外国人技能実習制度をめぐる見直し議論で、国の有識者会議が公表した中間報告では、監理団体や外国人技能実習機構での指導・監督や支援で不十分な点があると指摘しています。実際の監督業務はどのように行われているのでしょうか。
訪問による実地検査も
2017年11月1日に施行された技能実習法に基づき、外国人技能実習機構が行っている実地検査についてまとめてみました。実地検査は、監理団体、および実習実施者(技能実習を行う業者)に対し、技能実習が法令などにのっとって実施されているか、訪問により検査を行うものです。厚生労働大臣、法務大臣からの委任を受けます。
実地検査には、定期検査と臨時検査があります。定期検査は、計画に沿って行われ、監理団体は1年に1回、実習実施者は3年に1回行われます。技能実習生の実習状況や、帳簿書類などの確認、技能実習責任者や監理責任者、技能実習生本人からのヒアリングが行われます。
臨時検査は、技能実習生からの申告や情報に基づき、技能実習法違反が疑われるものについて、随時実施します。申告や情報提供などの内容について、重点的に確認し、当事者の主張や事実関係を整理します。
この結果、出入国管理及び難民認定法や労働関係における法令違反などがあった場合、改善勧告、または改善指導が行われます。改善されず、重大、悪質な法令違反であったり、同じ種類の違反を繰り返していた場合、行政処分が行われます。
悪質な場合は刑事告発も
行政処分の内容は3つの種類があります。
①監理団体の許可取り消し、技能実習計画の認定取り消し → 重大な許可、認定の基準に違反したり、法令違反をしたりした場合が該当します。取り消しの日から5年間は新たな監理団体の許可、及び技能実習計画の認定が受けられなくなります。
②事業停止命令 → 監理団体の許可基準に違反したり、法令に違反したりした場合、期間を定めて監理事業の全部または一部の停止が命じられます。事業停止命令に従わない場合、技能実習法上の罰則の対象となる場合があるほか、許可の取り消し事由となります。
③改善命令 → 許可・認定基準の違反や、法令違反に対し、期限を定めて改善のための措置を命じることです。
改善命令に従わない場合、技能実習法上の罰則の対象となるほか、許可・認定の取り消し事由となります。
行政処分を行う場合には事業者名などを公表します。

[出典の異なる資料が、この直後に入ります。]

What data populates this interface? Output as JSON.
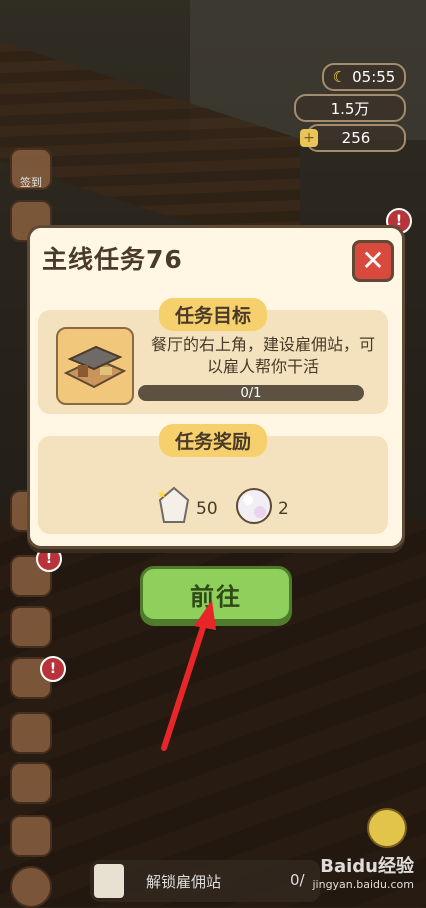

特に悪質な法令違反の場合、刑事告発することもあります。
監理団体に対する許可が取り消された事例としては
・虚偽の入国後講習の実施記録の提出
・外国の送出機関と締結した協定書で不適切な条項を盛り込んだ
・認定計画に従って入国後講習を実施していなかった
・自己の名義をもって、他人に監理事業を行わせていた
などがあります。
労基署、会計検査院も指導・検査
このほか、労働局、労働基準監督署による監督指導、会計検査院による検査があります。
令和3年の1年間の外国人技能実習生の実習実施者に対する監督指導、送検等の状況によると、
・労働基準関係法令違反が認められた実習実施者は、監督指導を実施した9036事業場のうち6556事業場(72.6%)
・主な違反事項は、①使用する機械等の安全基準(24.4%)②割増賃金の支払(16.0%)③労働時間(14.9%)の順
・重大・悪質な労働基準関係法令違反により送検したのは25件
このように、監理団体、実習実施者への指導、検査はしっかり行われており、しかも違反がけっこう多いな、というのが感想です。まじめな監理団体、実習実施者は行政当局の指導の下、改善に取り組んでおり、今後の法律改正においても対応が期待されます。